Pfizer's $4.9B Bet on Metsera's Obesity Drug Shows Promise in Mid-Stage Trial

Pfizer's recent $4.9 billion acquisition of Metsera appears to be paying off, as the biotech's investigational long-acting GLP-1 therapy, MET-097i, demonstrates encouraging efficacy in a mid-stage clinical trial. The drug's performance in weight reduction and tolerability profile positions it as a potential competitor to established obesity treatments, supporting Pfizer's strategic move in the rapidly growing market for weight loss medications.

VESPER-1 Trial Results Highlight MET-097i's Efficacy

The Phase IIb VESPER-1 trial has yielded promising results for MET-097i, Metsera's once-monthly subcutaneous injection for obesity treatment. At the 28-week mark, patients receiving a 1.2-mg dose of MET-097i experienced a 14.1% placebo-adjusted reduction in body weight. This outcome is particularly noteworthy when compared to Eli Lilly's blockbuster drug tirzepatide, which achieved approximately 13% placebo-adjusted weight loss over the same duration.

Metsera reports that some individual responses to MET-097i reached as high as 26.5% weight reduction. Furthermore, an exploratory analysis at 36 weeks revealed "substantial continued weight loss," suggesting that the drug's full potential may not yet have been reached. According to analysts at Leerink Partners, this ongoing weight loss indicates that "no plateau had been reached," hinting at the possibility of even greater efficacy with extended treatment.

Tolerability Profile Shows Promise in VESPER-3 Study

Alongside efficacy data, Metsera has released tolerability findings from the VESPER-3 study, another Phase IIb trial. Over a 12-week follow-up period, the placebo-adjusted risk of common side effects associated with GLP-1 therapies was assessed across four MET-097i dose arms, each with varying strengths and titration schedules.

The results show a placebo-adjusted risk of nausea ranging from 12.8% to 23.9%, while diarrhea risk ranged from 0% to 11%, and vomiting risk from 9.2% to 17%. Analysts at Leerink Partners suggest that these safety findings indicate "promise for the tolerability profile of MET-097i to be better than tirzepatide in SURMOUNT-1." However, they caution that the longer duration of Lilly's SURMOUNT-1 trial (72 weeks) allowed more time for adverse events to accumulate.

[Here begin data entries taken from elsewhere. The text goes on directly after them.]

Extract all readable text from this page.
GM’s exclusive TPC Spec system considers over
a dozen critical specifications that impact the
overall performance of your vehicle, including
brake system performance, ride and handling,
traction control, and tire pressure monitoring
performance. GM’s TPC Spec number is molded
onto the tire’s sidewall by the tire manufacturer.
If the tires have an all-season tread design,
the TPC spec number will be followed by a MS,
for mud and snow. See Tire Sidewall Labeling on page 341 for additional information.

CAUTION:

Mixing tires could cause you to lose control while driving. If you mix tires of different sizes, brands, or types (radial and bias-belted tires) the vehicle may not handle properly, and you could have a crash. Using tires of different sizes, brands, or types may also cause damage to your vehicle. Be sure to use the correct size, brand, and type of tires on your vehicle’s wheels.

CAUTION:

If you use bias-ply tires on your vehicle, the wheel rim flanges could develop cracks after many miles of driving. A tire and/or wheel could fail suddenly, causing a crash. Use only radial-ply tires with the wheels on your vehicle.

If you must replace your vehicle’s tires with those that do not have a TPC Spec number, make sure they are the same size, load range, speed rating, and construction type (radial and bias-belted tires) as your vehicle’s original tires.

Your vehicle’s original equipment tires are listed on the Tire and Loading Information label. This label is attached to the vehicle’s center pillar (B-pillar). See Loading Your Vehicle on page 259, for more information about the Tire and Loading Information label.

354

Implications for Pfizer and the Obesity Drug Market

The positive mid-stage results for MET-097i bode well for Pfizer's recent acquisition of Metsera. Analysts at BMO Capital Markets noted that this early look "gives credence not only to the Metsera asset but also the internal due diligence in sourcing the deal." The performance of MET-097i in these trials supports Pfizer's decision to enter the competitive obesity drug market with a significant investment.

Metsera is not limiting its obesity strategy to MET-097i as a monotherapy. The company is also exploring combination therapies, testing MET-097i with an amylin analog and a GIP receptor agonist. Additionally, Metsera is developing an oral formulation of MET-097i and a prodrug version for maintenance dosing, potentially expanding the drug's application and market reach.

As the obesity treatment landscape continues to evolve, Pfizer's acquisition of Metsera and the promising results of MET-097i position the pharmaceutical giant to compete with established players like Eli Lilly and Novo Nordisk. With a Phase III program for MET-097i set to begin later this year, the industry will be watching closely to see if Pfizer's multi-billion dollar bet will yield a new contender in the lucrative weight loss medication market.